Take Harvard and MIT Classes for Free!

by Salary.com Staff - Original publish date: May 6, 2012

Two of the country's premier academic institutions -- the Massachusetts Institute of Technology and Harvard University -- have joined forces to launch an online education initiative that might just "reinvent education," according to Anant Agarwal, president of the new program.

Dubbed edX, the program is based on MITx, a similar initiative launched by the science and technology school earlier this year. EdX will act as a sort of umbrella organization, allowing participating institutions to offer free, online courses from their curricula. Harvard and MIT are the initial partners in the program, but already other universities are expressing interest in participating, Agarwal said.

"We've had an extraordinary amount of interest from a large number of universities, in the United States and around the world," he said.

There will be no admissions requirements; anyone with an internet connection and the drive to learn can enroll. The online courses are intended to be as rigorous as the versions offered to full-time students at Harvard and MIT. The online learning software platform used by edX was developed at MIT; courses will include videos, reading materials, and discussion forums that allow students to interact with instructors and each other.

Upon completion of courses, students will be able to pay a small fee to receive a certificate attesting that they mastered that material.

Agarwal expects edX to help spark progress in an educational system he said has not made any meaningful changes for a very long time.
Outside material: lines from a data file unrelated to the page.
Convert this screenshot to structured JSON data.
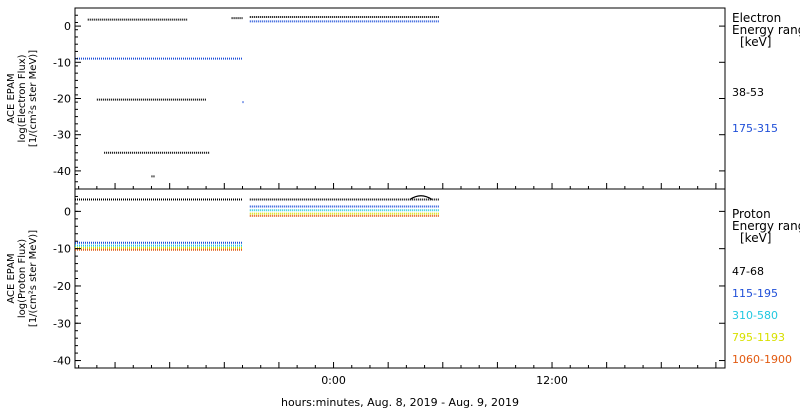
{
  "figure": {
    "xlabel": "hours:minutes, Aug.  8, 2019 - Aug.  9, 2019",
    "x_tick_labels": [
      "0:00",
      "12:00"
    ]
  },
  "chart_data": [
    {
      "type": "scatter",
      "panel": "electron",
      "ylabel_lines": [
        "ACE EPAM",
        "log(Electron Flux)",
        "[1/(cm²s ster MeV)]"
      ],
      "legend_title_lines": [
        "Electron",
        "Energy range",
        "[keV]"
      ],
      "ylim": [
        -45,
        5
      ],
      "y_ticks": [
        0,
        -10,
        -20,
        -30,
        -40
      ],
      "y_tick_labels": [
        "0",
        "-10",
        "-20",
        "-30",
        "-40"
      ],
      "x_range_hours": [
        -14.2,
        21.5
      ],
      "series": [
        {
          "name": "38-53",
          "color": "#000000",
          "points": [
            {
              "x": [
                -13.5,
                -8.0
              ],
              "y": 1.8
            },
            {
              "x": [
                -5.6,
                -5.0
              ],
              "y": 2.2
            },
            {
              "x": [
                -4.6,
                5.8
              ],
              "y": 2.5
            },
            {
              "x": [
                -13.0,
                -7.0
              ],
              "y": -20.3
            },
            {
              "x": [
                -12.6,
                -6.8
              ],
              "y": -35.0
            },
            {
              "x": [
                -10.0,
                -9.8
              ],
              "y": -41.5
            }
          ]
        },
        {
          "name": "175-315",
          "color": "#1f4fd8",
          "points": [
            {
              "x": [
                -14.2,
                -5.0
              ],
              "y": -9.0
            },
            {
              "x": [
                -4.6,
                5.8
              ],
              "y": 1.3
            },
            {
              "x": [
                -5.0,
                -4.9
              ],
              "y": -21.0
            }
          ]
        }
      ]
    },
    {
      "type": "scatter",
      "panel": "proton",
      "ylabel_lines": [
        "ACE EPAM",
        "log(Proton Flux)",
        "[1/(cm²s ster MeV)]"
      ],
      "legend_title_lines": [
        "Proton",
        "Energy range",
        "[keV]"
      ],
      "ylim": [
        -42,
        6
      ],
      "y_ticks": [
        0,
        -10,
        -20,
        -30,
        -40
      ],
      "y_tick_labels": [
        "0",
        "-10",
        "-20",
        "-30",
        "-40"
      ],
      "x_range_hours": [
        -14.2,
        21.5
      ],
      "series": [
        {
          "name": "47-68",
          "color": "#000000",
          "points": [
            {
              "x": [
                -14.2,
                -5.0
              ],
              "y": 3.2
            },
            {
              "x": [
                -4.6,
                5.8
              ],
              "y": 3.2
            }
          ]
        },
        {
          "name": "115-195",
          "color": "#1f4fd8",
          "points": [
            {
              "x": [
                -14.2,
                -5.0
              ],
              "y": -8.4
            },
            {
              "x": [
                -4.6,
                5.8
              ],
              "y": 1.3
            }
          ]
        },
        {
          "name": "310-580",
          "color": "#22c8e0",
          "points": [
            {
              "x": [
                -14.2,
                -5.0
              ],
              "y": -9.2
            },
            {
              "x": [
                -4.6,
                5.8
              ],
              "y": 0.3
            }
          ]
        },
        {
          "name": "795-1193",
          "color": "#d8e000",
          "points": [
            {
              "x": [
                -14.2,
                -5.0
              ],
              "y": -9.8
            },
            {
              "x": [
                -4.6,
                5.8
              ],
              "y": -0.6
            }
          ]
        },
        {
          "name": "1060-1900",
          "color": "#e25a10",
          "points": [
            {
              "x": [
                -14.2,
                -5.0
              ],
              "y": -10.3
            },
            {
              "x": [
                -4.6,
                5.8
              ],
              "y": -1.2
            }
          ]
        }
      ]
    }
  ]
}
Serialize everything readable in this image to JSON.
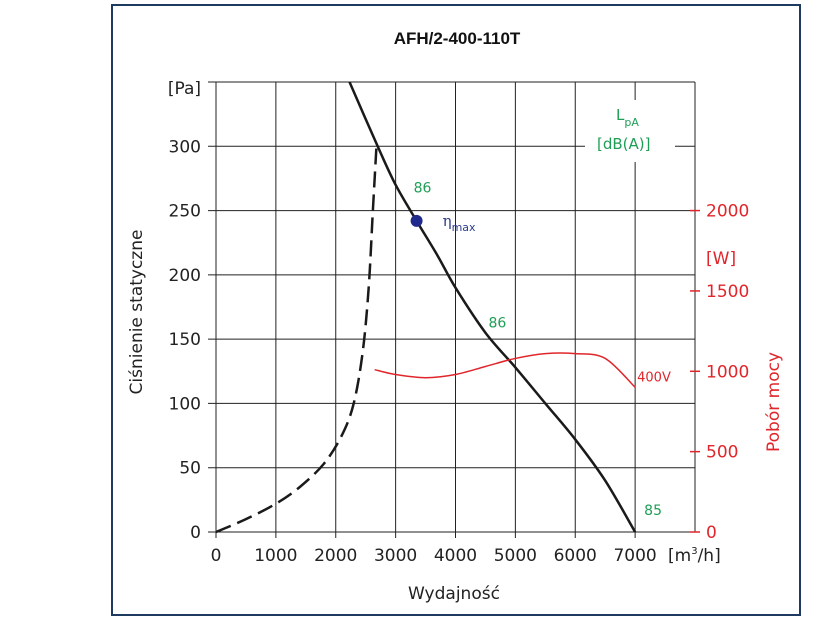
{
  "chart_data": {
    "type": "line",
    "title": "AFH/2-400-110T",
    "xlabel": "Wydajność",
    "xunit_pre": "[m",
    "xunit_sup": "3",
    "xunit_post": "/h]",
    "ylabel": "Ciśnienie statyczne",
    "yunit": "[Pa]",
    "y2label": "Pobór mocy",
    "y2unit": "[W]",
    "xlim": [
      0,
      8000
    ],
    "ylim": [
      0,
      350
    ],
    "y2lim": [
      0,
      2800
    ],
    "xticks": [
      0,
      1000,
      2000,
      3000,
      4000,
      5000,
      6000,
      7000
    ],
    "yticks": [
      0,
      50,
      100,
      150,
      200,
      250,
      300
    ],
    "y2ticks": [
      0,
      500,
      1000,
      1500,
      2000
    ],
    "grid": true,
    "series": [
      {
        "name": "",
        "axis": "left",
        "color": "#1a1a1a",
        "style": "solid",
        "x": [
          2230,
          2700,
          3000,
          3350,
          3700,
          4000,
          4500,
          5000,
          5500,
          6000,
          6500,
          7000
        ],
        "y": [
          350,
          300,
          270,
          242,
          215,
          190,
          155,
          128,
          100,
          72,
          40,
          0
        ]
      },
      {
        "name": "",
        "axis": "left",
        "color": "#1a1a1a",
        "style": "dashed",
        "x": [
          0,
          500,
          1000,
          1400,
          1800,
          2100,
          2300,
          2450,
          2550,
          2620,
          2680
        ],
        "y": [
          0,
          10,
          22,
          35,
          53,
          75,
          100,
          140,
          190,
          250,
          300
        ]
      },
      {
        "name": "400V",
        "axis": "right",
        "color": "#e0262b",
        "style": "solid",
        "x": [
          2650,
          3000,
          3500,
          4000,
          4500,
          5000,
          5500,
          6000,
          6500,
          7000
        ],
        "y": [
          1010,
          980,
          960,
          980,
          1030,
          1080,
          1110,
          1110,
          1080,
          900
        ]
      }
    ],
    "annotations": {
      "eta_symbol": "η",
      "eta_sub": "max",
      "eta_point": {
        "x": 3350,
        "y": 242
      },
      "sound_label_main": "L",
      "sound_label_sub": "pA",
      "sound_unit": "[dB(A)]",
      "sound_values": [
        {
          "text": "86",
          "x": 3450,
          "y": 268
        },
        {
          "text": "86",
          "x": 4700,
          "y": 163
        },
        {
          "text": "85",
          "x": 7300,
          "y": 17
        }
      ],
      "voltage_label": "400V"
    },
    "colors": {
      "frame": "#1f3a5f",
      "power": "#e0262b",
      "sound": "#1e9e55",
      "eta_point": "#1f2a8c"
    }
  }
}
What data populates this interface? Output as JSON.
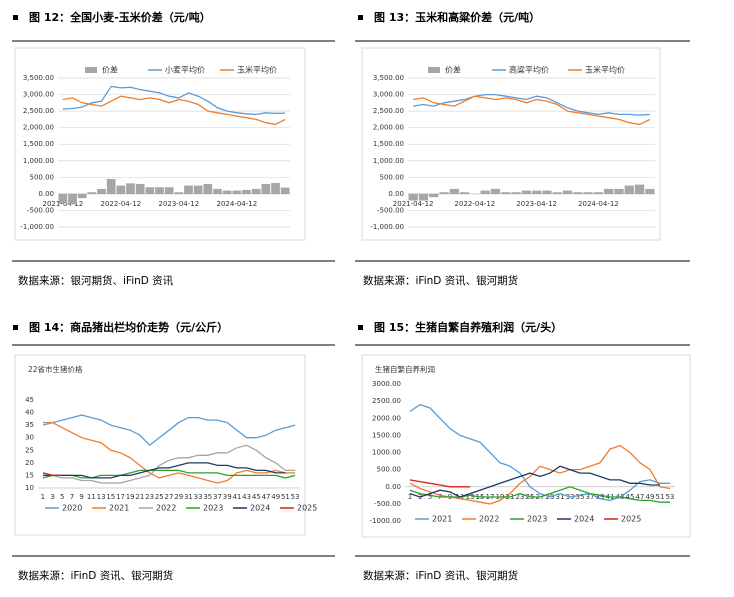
{
  "chart_data": [
    {
      "type": "bar-line",
      "caption": "图 12：全国小麦-玉米价差（元/吨）",
      "source": "数据来源：银河期货、iFinD 资讯",
      "categories": [
        "2021-04-12",
        null,
        null,
        null,
        null,
        null,
        "2022-04-12",
        null,
        null,
        null,
        null,
        null,
        "2023-04-12",
        null,
        null,
        null,
        null,
        null,
        "2024-04-12",
        null,
        null,
        null,
        null,
        null
      ],
      "series": [
        {
          "name": "价差",
          "type": "bar",
          "color": "#a6a6a6",
          "values": [
            -290,
            -320,
            -130,
            50,
            150,
            450,
            250,
            320,
            300,
            200,
            200,
            200,
            50,
            250,
            250,
            300,
            150,
            100,
            100,
            120,
            150,
            300,
            330,
            190
          ]
        },
        {
          "name": "小麦平均价",
          "type": "line",
          "color": "#5b9bd5",
          "values": [
            2560,
            2580,
            2620,
            2750,
            2800,
            3250,
            3200,
            3220,
            3150,
            3100,
            3050,
            2950,
            2900,
            3050,
            2950,
            2800,
            2600,
            2500,
            2450,
            2420,
            2400,
            2450,
            2430,
            2440
          ]
        },
        {
          "name": "玉米平均价",
          "type": "line",
          "color": "#ed7d31",
          "values": [
            2850,
            2900,
            2750,
            2700,
            2650,
            2800,
            2950,
            2900,
            2850,
            2900,
            2850,
            2750,
            2850,
            2800,
            2700,
            2500,
            2450,
            2400,
            2350,
            2300,
            2250,
            2150,
            2100,
            2250
          ]
        }
      ],
      "ylim": [
        -1000,
        3500
      ],
      "yticks": [
        {
          "value": -1000,
          "label": "-1,000.00"
        },
        {
          "value": -500,
          "label": "-500.00"
        },
        {
          "value": 0,
          "label": "0.00"
        },
        {
          "value": 500,
          "label": "500.00"
        },
        {
          "value": 1000,
          "label": "1,000.00"
        },
        {
          "value": 1500,
          "label": "1,500.00"
        },
        {
          "value": 2000,
          "label": "2,000.00"
        },
        {
          "value": 2500,
          "label": "2,500.00"
        },
        {
          "value": 3000,
          "label": "3,000.00"
        },
        {
          "value": 3500,
          "label": "3,500.00"
        }
      ],
      "grid": true
    },
    {
      "type": "bar-line",
      "caption": "图 13：玉米和高粱价差（元/吨）",
      "source": "数据来源：iFinD 资讯、银河期货",
      "categories": [
        "2021-04-12",
        null,
        null,
        null,
        null,
        null,
        "2022-04-12",
        null,
        null,
        null,
        null,
        null,
        "2023-04-12",
        null,
        null,
        null,
        null,
        null,
        "2024-04-12",
        null,
        null,
        null,
        null,
        null
      ],
      "series": [
        {
          "name": "价差",
          "type": "bar",
          "color": "#a6a6a6",
          "values": [
            -200,
            -200,
            -100,
            50,
            150,
            50,
            0,
            100,
            150,
            50,
            50,
            100,
            100,
            100,
            50,
            100,
            50,
            50,
            50,
            150,
            150,
            250,
            280,
            150
          ]
        },
        {
          "name": "高粱平均价",
          "type": "line",
          "color": "#5b9bd5",
          "values": [
            2650,
            2700,
            2650,
            2750,
            2800,
            2850,
            2950,
            3000,
            3000,
            2950,
            2900,
            2850,
            2950,
            2900,
            2750,
            2600,
            2500,
            2450,
            2400,
            2450,
            2400,
            2400,
            2380,
            2400
          ]
        },
        {
          "name": "玉米平均价",
          "type": "line",
          "color": "#ed7d31",
          "values": [
            2850,
            2900,
            2750,
            2700,
            2650,
            2800,
            2950,
            2900,
            2850,
            2900,
            2850,
            2750,
            2850,
            2800,
            2700,
            2500,
            2450,
            2400,
            2350,
            2300,
            2250,
            2150,
            2100,
            2250
          ]
        }
      ],
      "ylim": [
        -1000,
        3500
      ],
      "yticks": [
        {
          "value": -1000,
          "label": "-1,000.00"
        },
        {
          "value": -500,
          "label": "-500.00"
        },
        {
          "value": 0,
          "label": "0.00"
        },
        {
          "value": 500,
          "label": "500.00"
        },
        {
          "value": 1000,
          "label": "1,000.00"
        },
        {
          "value": 1500,
          "label": "1,500.00"
        },
        {
          "value": 2000,
          "label": "2,000.00"
        },
        {
          "value": 2500,
          "label": "2,500.00"
        },
        {
          "value": 3000,
          "label": "3,000.00"
        },
        {
          "value": 3500,
          "label": "3,500.00"
        }
      ],
      "grid": true
    },
    {
      "type": "line",
      "caption": "图 14：商品猪出栏均价走势（元/公斤）",
      "title": "22省市生猪价格",
      "source": "数据来源：iFinD 资讯、银河期货",
      "categories": [
        "1",
        "3",
        "5",
        "7",
        "9",
        "11",
        "13",
        "15",
        "17",
        "19",
        "21",
        "23",
        "25",
        "27",
        "29",
        "31",
        "33",
        "35",
        "37",
        "39",
        "41",
        "43",
        "45",
        "47",
        "49",
        "51",
        "53"
      ],
      "series": [
        {
          "name": "2020",
          "color": "#5b9bd5",
          "values": [
            35,
            36,
            37,
            38,
            39,
            38,
            37,
            35,
            34,
            33,
            31,
            27,
            30,
            33,
            36,
            38,
            38,
            37,
            37,
            36,
            33,
            30,
            30,
            31,
            33,
            34,
            35
          ]
        },
        {
          "name": "2021",
          "color": "#ed7d31",
          "values": [
            36,
            36,
            34,
            32,
            30,
            29,
            28,
            25,
            24,
            22,
            19,
            16,
            14,
            15,
            16,
            15,
            14,
            13,
            12,
            13,
            16,
            17,
            16,
            16,
            17,
            16,
            16
          ]
        },
        {
          "name": "2022",
          "color": "#a5a5a5",
          "values": [
            16,
            15,
            14,
            14,
            13,
            13,
            12,
            12,
            12,
            13,
            14,
            15,
            19,
            21,
            22,
            22,
            23,
            23,
            24,
            24,
            26,
            27,
            25,
            22,
            20,
            17,
            17
          ]
        },
        {
          "name": "2023",
          "color": "#2ca02c",
          "values": [
            14,
            15,
            15,
            15,
            14,
            14,
            15,
            15,
            15,
            16,
            17,
            17,
            17,
            17,
            17,
            16,
            16,
            16,
            16,
            15,
            15,
            15,
            15,
            15,
            15,
            14,
            15
          ]
        },
        {
          "name": "2024",
          "color": "#1f3864",
          "values": [
            15,
            15,
            15,
            15,
            15,
            14,
            14,
            14,
            15,
            15,
            16,
            17,
            18,
            18,
            19,
            20,
            20,
            20,
            19,
            19,
            18,
            18,
            17,
            17,
            16,
            16,
            null
          ]
        },
        {
          "name": "2025",
          "color": "#e31a1c",
          "values": [
            16,
            15,
            15,
            null,
            null,
            null,
            null,
            null,
            null,
            null,
            null,
            null,
            null,
            null,
            null,
            null,
            null,
            null,
            null,
            null,
            null,
            null,
            null,
            null,
            null,
            null,
            null
          ]
        }
      ],
      "ylim": [
        10,
        45
      ],
      "yticks": [
        10,
        15,
        20,
        25,
        30,
        35,
        40,
        45
      ],
      "grid": false
    },
    {
      "type": "line",
      "caption": "图 15：生猪自繁自养殖利润（元/头）",
      "title": "生猪自繁自养利润",
      "source": "数据来源：iFinD 资讯、银河期货",
      "categories": [
        "1",
        "3",
        "5",
        "7",
        "9",
        "11",
        "13",
        "15",
        "17",
        "19",
        "21",
        "23",
        "25",
        "27",
        "29",
        "31",
        "33",
        "35",
        "37",
        "39",
        "41",
        "43",
        "45",
        "47",
        "49",
        "51",
        "53"
      ],
      "series": [
        {
          "name": "2021",
          "color": "#5b9bd5",
          "values": [
            2200,
            2400,
            2300,
            2000,
            1700,
            1500,
            1400,
            1300,
            1000,
            700,
            600,
            400,
            0,
            -200,
            -300,
            -200,
            -300,
            -250,
            -200,
            -350,
            -400,
            -300,
            -100,
            150,
            200,
            100,
            100
          ]
        },
        {
          "name": "2022",
          "color": "#ed7d31",
          "values": [
            100,
            -50,
            -150,
            -250,
            -300,
            -350,
            -400,
            -450,
            -500,
            -400,
            -200,
            100,
            300,
            600,
            500,
            400,
            500,
            500,
            600,
            700,
            1100,
            1200,
            1000,
            700,
            500,
            0,
            -50
          ]
        },
        {
          "name": "2023",
          "color": "#2ca02c",
          "values": [
            -100,
            -200,
            -250,
            -300,
            -300,
            -300,
            -250,
            -300,
            -300,
            -300,
            -300,
            -200,
            -300,
            -300,
            -200,
            -100,
            0,
            -100,
            -200,
            -250,
            -300,
            -300,
            -350,
            -400,
            -400,
            -450,
            -450
          ]
        },
        {
          "name": "2024",
          "color": "#1f3864",
          "values": [
            -200,
            -300,
            -200,
            -100,
            -150,
            -300,
            -200,
            -100,
            0,
            100,
            200,
            300,
            400,
            300,
            400,
            600,
            500,
            400,
            400,
            300,
            200,
            200,
            100,
            100,
            50,
            50,
            null
          ]
        },
        {
          "name": "2025",
          "color": "#e31a1c",
          "values": [
            200,
            150,
            100,
            50,
            0,
            0,
            0,
            null,
            null,
            null,
            null,
            null,
            null,
            null,
            null,
            null,
            null,
            null,
            null,
            null,
            null,
            null,
            null,
            null,
            null,
            null,
            null
          ]
        }
      ],
      "ylim": [
        -1000,
        3000
      ],
      "yticks": [
        {
          "value": -1000,
          "label": "-1000.00"
        },
        {
          "value": -500,
          "label": "-500.00"
        },
        {
          "value": 0,
          "label": "0.00"
        },
        {
          "value": 500,
          "label": "500.00"
        },
        {
          "value": 1000,
          "label": "1000.00"
        },
        {
          "value": 1500,
          "label": "1500.00"
        },
        {
          "value": 2000,
          "label": "2000.00"
        },
        {
          "value": 2500,
          "label": "2500.00"
        },
        {
          "value": 3000,
          "label": "3000.00"
        }
      ],
      "grid": false
    }
  ]
}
"Colored chalk is one of the bigger inventions," he joked. "But computing technology has really changed the landscape of everything."

For students, the model will give would-be learners in any location and of any income level access to world-class course materials. For the institutions, the online platform allows them to assess what is effective in their instructional strategies and what can be improved.

"We have the opportunity to really understand how students are learning, what’s working, what’s not working," Agarwal said. "We can do research and analysis and, based on that, improve and advance the technology."

As MIT and Harvard roll out their joint initiative, a new study confirms the educational potential of online learning. Ithaka S+R, a digital education consulting firm, split university statistics students into two groups; one took the course in a classroom setting, while the other took a "hybrid" approach that included online instruction and limited classroom time.

The results suggest that, at least in some contexts, online education can be at least as effective as classroom-based courses. At the end of the term, the two groups scored approximately the same on three different measures of learning. And the group that took the hybrid course got to those scores more efficiently: They spent 1.7 fewer hours on coursework.

Though this report represents one of the first large-scale randomized studies of online education, the findings are promising for Agarwal, who predicts that projects like edX have the potential to "change the world."